Reduce Downtimes in Multiserver Setups on Changes
Summary
The ISPConfig System Cron Job runs every 1 minute exactly at :00:00. The cron job does everything and triggers all required service restarts / reloads. On a single server setup this issue doesn't really matter as there is just one node and a "downtime" on service restart is unavoidable. But on a mirrored Multi-Server setup that might have been setup for High-Availability reasons the current behaviour leads to a potential synchronous restart / reload of all affected services on all servers at the same time. For example: Changes to a Website tend to restart / reload the webserver and php on all servers at the exact same time. This leads to avoidable downtimes as all servers are "unavailable" at the same time.

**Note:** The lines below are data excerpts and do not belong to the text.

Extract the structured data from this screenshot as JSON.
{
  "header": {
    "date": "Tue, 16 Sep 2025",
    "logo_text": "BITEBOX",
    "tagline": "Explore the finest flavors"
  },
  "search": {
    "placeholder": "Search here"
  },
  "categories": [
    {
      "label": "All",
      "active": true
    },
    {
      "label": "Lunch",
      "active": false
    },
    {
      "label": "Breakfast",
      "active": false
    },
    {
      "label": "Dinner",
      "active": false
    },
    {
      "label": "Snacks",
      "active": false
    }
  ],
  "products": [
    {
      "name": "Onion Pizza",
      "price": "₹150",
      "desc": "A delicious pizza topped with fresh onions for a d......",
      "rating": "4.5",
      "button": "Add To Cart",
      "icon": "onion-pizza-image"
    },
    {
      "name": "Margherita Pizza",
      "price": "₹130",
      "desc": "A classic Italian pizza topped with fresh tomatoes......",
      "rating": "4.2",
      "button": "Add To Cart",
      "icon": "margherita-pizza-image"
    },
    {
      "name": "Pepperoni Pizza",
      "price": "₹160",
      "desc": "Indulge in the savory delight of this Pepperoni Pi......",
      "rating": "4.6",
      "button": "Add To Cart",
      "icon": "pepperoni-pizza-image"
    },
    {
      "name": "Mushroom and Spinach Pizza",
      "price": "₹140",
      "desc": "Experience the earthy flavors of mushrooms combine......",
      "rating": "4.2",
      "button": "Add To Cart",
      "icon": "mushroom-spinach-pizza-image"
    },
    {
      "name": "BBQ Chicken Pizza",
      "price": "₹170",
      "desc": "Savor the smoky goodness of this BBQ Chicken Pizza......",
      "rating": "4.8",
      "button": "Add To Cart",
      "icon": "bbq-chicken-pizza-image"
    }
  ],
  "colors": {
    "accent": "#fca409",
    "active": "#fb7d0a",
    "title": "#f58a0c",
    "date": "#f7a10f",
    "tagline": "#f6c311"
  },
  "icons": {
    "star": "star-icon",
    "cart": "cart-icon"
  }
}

Spreading the execution time of the ISPConfig System Cron job just by some seconds would reduce or remove this issue.
Steps to reproduce
- Setup a Multi Server Setup
- Configure one or more servers as mirror of another server
- Setup one website on the mirrored server with Webserver + PHP
- Save and setup a Ping Check to the Website on each server
- Perform a change to the Websites config
- See all servers being unable to deliver the site at the same time
Correct behaviour
The behaviour is correct. It could just be improved.
Environment
Server OS + version: Alma 9.5 ISPC: 3.2.12p1 nginx: nginx/1.22.1 PHP 8.3
Proposed fix
Either in general or only when a Multiserver setup is detected: Randomize the ISPC System Cron execution second between 0 and 10.
Context
Especially when performing multiple changes to several websites all sites tend to get unavailable repeatedly at the same time for a short amount. In our HA-setup this tends to be noticed by the Health-Checks kicking out some or all servers from the Loadbalancing. Quite contradicting the sense of HA ;-)